CONFÉRENCE DES AMBASSADEURS 2018
La Conférence des ambassadeurs s’est déroulée du 27 au 31 août, sous le thème « Alliances, valeurs et intérêts dans le monde d’aujourd’hui ». Pendant quatre jours, les ambassadeurs français venus du monde entier se sont rassemblés pour participer à des tables rondes. L’initiative vient de Pascal Boniface, fondateur et directeur de l’Institut de relations internationales et stratégiques (IRIS). Les plus hautes autorités du pays ont pu à cette occasion présenter les orientations qui guideront le travail des représentants de France à l’étranger. De plus, chaque année, un rendez-vous entre ambassadeurs, entrepreneurs et régions est organisé, sous le nom de « 1 Ambassadeur – 1 Entrepreneur – 1 Région ».
Différents partenaires à l’export sont par ailleurs mobilisés pour cette journée. En 2018, on a noté la présence de l’Agence française de développement (AFD), Business France, la Banque publique d’investissement (BPI) France ou encore le Mouvement des entreprises de France (Medef), pour ne citer que ceux-là. L’évènement, qui s’apparente à un speed datingéconomique, s’est déroulé le 27 août. Il a consisté en des entretiens de 15 minutes agencés au bénéfice de 400 entrepreneurs, qui ont pu dialoguer de manière personnalisée avec 172 ambassadeurs. Qu’ils soient dirigeants de TPE, PME, start-up ou ETI françaises, ils s’étaient inscrits dès le mois de mai pour participer à cette journée. Ils ont fait part à leurs interlocuteurs de leurs projets à l’international, et ont obtenu des informations sur les opportunités de croissance dans les pays visés. Ils ont également eu l’opportunité de discuter des difficultés éventuelles rencontrées sur certains marchés, et bénéficier de l’appui des services des ambassades et opérateurs.

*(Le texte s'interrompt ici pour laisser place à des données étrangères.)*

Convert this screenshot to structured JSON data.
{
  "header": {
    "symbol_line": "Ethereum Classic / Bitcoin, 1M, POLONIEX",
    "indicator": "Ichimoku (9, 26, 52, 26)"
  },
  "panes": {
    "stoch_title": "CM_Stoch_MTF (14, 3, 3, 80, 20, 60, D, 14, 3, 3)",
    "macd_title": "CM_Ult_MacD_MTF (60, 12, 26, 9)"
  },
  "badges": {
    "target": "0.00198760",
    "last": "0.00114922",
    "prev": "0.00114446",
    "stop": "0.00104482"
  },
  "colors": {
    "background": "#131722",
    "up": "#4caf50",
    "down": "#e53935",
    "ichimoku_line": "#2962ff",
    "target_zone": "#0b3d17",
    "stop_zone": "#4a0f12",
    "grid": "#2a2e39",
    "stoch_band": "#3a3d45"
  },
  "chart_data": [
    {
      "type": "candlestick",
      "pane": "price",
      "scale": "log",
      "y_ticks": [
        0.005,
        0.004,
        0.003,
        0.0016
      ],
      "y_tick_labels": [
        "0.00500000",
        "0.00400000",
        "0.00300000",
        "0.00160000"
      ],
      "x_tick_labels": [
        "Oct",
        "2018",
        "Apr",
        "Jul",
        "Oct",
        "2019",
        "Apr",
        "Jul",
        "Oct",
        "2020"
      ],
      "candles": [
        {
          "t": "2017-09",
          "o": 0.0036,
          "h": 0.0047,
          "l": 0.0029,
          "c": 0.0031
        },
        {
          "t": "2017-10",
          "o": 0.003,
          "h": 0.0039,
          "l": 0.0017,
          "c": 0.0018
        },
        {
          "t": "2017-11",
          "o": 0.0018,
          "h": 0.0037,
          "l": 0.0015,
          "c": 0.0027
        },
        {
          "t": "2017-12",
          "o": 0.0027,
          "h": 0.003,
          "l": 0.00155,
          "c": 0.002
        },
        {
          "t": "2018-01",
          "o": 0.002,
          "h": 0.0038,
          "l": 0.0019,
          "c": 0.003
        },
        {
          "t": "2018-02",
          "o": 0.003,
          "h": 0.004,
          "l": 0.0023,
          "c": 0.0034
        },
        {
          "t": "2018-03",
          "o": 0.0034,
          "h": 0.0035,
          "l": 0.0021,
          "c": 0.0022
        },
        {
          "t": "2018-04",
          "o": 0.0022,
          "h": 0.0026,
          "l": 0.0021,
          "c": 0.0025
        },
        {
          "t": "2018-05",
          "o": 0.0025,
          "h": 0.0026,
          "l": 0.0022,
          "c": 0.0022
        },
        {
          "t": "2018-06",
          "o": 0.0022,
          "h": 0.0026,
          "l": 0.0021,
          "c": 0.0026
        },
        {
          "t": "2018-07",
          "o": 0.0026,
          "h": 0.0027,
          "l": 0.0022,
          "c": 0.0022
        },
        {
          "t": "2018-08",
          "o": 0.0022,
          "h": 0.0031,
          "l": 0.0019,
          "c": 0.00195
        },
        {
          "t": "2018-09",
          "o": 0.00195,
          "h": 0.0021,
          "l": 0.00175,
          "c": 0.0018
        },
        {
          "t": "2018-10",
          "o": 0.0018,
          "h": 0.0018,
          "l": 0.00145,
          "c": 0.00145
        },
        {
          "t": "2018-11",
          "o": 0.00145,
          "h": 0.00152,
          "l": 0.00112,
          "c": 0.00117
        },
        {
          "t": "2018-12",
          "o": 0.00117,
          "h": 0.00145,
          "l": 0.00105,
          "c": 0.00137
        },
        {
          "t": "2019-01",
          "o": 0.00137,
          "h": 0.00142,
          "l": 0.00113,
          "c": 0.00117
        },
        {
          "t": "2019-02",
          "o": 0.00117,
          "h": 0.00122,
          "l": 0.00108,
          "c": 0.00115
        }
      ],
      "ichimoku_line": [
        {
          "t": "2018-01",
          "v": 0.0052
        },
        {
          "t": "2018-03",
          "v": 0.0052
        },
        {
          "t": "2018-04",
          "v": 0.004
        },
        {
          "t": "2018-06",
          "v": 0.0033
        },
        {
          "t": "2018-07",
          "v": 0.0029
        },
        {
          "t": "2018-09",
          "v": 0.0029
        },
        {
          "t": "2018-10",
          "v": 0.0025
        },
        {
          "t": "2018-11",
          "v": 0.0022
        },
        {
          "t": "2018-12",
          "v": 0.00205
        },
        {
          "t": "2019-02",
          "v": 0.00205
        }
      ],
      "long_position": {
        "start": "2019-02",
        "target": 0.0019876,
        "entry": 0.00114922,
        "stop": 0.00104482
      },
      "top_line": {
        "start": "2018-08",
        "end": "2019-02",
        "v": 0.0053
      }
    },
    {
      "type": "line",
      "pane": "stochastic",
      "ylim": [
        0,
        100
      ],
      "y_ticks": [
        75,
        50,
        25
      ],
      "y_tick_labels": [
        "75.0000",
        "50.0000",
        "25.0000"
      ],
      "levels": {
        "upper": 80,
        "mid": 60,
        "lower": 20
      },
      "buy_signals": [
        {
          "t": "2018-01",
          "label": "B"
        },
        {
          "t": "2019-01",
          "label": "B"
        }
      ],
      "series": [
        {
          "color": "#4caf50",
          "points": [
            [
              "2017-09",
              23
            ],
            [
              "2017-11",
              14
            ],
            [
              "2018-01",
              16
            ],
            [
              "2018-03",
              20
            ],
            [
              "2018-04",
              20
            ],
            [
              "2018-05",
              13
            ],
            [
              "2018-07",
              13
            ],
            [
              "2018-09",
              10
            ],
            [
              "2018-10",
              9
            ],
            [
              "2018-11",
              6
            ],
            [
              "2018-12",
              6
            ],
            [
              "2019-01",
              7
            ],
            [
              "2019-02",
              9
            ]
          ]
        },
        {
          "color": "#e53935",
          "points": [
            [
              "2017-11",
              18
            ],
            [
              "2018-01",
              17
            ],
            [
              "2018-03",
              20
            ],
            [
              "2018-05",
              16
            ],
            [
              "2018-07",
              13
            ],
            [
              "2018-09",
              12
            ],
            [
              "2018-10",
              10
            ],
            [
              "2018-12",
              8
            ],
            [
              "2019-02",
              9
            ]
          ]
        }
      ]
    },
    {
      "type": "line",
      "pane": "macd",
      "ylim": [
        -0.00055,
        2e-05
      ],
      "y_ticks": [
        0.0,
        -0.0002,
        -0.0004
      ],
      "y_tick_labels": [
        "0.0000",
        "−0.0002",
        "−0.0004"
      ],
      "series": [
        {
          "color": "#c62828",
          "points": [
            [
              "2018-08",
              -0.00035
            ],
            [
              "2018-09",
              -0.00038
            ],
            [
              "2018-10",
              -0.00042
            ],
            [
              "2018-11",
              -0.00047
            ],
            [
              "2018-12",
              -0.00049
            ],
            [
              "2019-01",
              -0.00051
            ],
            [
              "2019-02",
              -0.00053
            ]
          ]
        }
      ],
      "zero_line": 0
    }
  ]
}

Une nouveauté est apparue cette année : l’immersion directe des ambassadeurs dans les territoires métropolitains français. Ce à la demande du Ministre de l’Europe et des Affaires étrangère Jean-Yves Le Drian. Le 31 août, 112 ambassadeurs se sont ainsi déplacés en régions pour clôturer la Conférence. Parmi eux, 13 se sont rendus en Provence - Alpes - Côte-d’Azur. Ils se sont vu présenter le concept du campus d’innovation dédié à la ville de demain et aux nouvelles technologies, TheCamp,fondé par quatre étrangers venus investir en Provence. « La diplomatie est en mutation. Elle ne réside plus uniquement à Paris, et les régions aussi ont des choses à dire »,a lancé à cette occasion Xavier Driencourt, ambassadeur en Algérie, aux journalistes du média régional GoMet’.